3. La técnica de PCR es un valioso instrumento de la biología molecular que hace factible la identificación de un microorganismo de forma específica y sensible, pero requiere trabajar con cuidado, para evitar la contaminación. Su reproducibilidad va a depender de las condiciones de experimentación y del material y equipo empleados, así como de la destreza del investigador.

Recomendaciones

1. Continuar con las investigaciones de la toxina colérica, porque, aún cuando la mayoría de las cepas de V. cholerae O1 aisladas del ambiente no producen CT, poseen el potencial genético para producirlo, y algunas cepas de V. cholerae no O1 pueden producirla.

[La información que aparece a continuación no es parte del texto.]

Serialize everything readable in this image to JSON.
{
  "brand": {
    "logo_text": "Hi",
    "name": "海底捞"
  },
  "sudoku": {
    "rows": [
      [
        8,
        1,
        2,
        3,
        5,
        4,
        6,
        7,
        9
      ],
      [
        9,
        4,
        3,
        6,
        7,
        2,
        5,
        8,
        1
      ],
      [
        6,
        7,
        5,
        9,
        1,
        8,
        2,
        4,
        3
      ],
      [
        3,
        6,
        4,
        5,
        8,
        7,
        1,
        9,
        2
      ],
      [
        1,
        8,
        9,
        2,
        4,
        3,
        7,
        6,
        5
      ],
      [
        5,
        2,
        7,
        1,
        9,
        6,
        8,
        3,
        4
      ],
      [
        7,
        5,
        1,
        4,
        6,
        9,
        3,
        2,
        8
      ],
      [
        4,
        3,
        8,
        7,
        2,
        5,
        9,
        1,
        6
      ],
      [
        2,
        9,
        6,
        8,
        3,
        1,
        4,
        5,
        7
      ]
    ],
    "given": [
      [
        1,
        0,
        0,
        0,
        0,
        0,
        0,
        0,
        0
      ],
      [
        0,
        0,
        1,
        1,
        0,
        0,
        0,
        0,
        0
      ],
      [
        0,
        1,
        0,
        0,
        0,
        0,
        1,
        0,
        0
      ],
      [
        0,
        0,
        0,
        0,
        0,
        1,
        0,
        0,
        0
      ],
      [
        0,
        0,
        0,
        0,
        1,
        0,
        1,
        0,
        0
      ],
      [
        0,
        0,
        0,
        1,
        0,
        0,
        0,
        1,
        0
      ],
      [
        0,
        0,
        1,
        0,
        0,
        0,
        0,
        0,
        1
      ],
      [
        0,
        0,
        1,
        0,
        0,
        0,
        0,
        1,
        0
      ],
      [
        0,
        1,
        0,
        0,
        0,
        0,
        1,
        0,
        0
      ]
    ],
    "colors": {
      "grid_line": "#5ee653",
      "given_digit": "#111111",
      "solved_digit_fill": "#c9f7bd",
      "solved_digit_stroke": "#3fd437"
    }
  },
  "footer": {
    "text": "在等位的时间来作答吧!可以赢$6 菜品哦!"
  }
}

2. Mantener comunicación entre las Direcciones de Salud Pública, Sanidad Animal y los sectores productores acuícolas, con el propósito de conocer la epidemiología y mancomunar estrategias, con el fin de proteger la salud humana y para un mejor desarrollo de la acuicultura.

3. Realizar campañas de educación sanitaria a la población sobre el peligro que constituye el consumo de pescados crudos o con poca cocción, así como de la adecuada disposición de excretas que eviten la contaminación de las aguas y la aplicación de medidas que obliguen el tratamiento de aguas servidas, para evitar que éstas contaminen los reservorios naturales y a las especies ícticas.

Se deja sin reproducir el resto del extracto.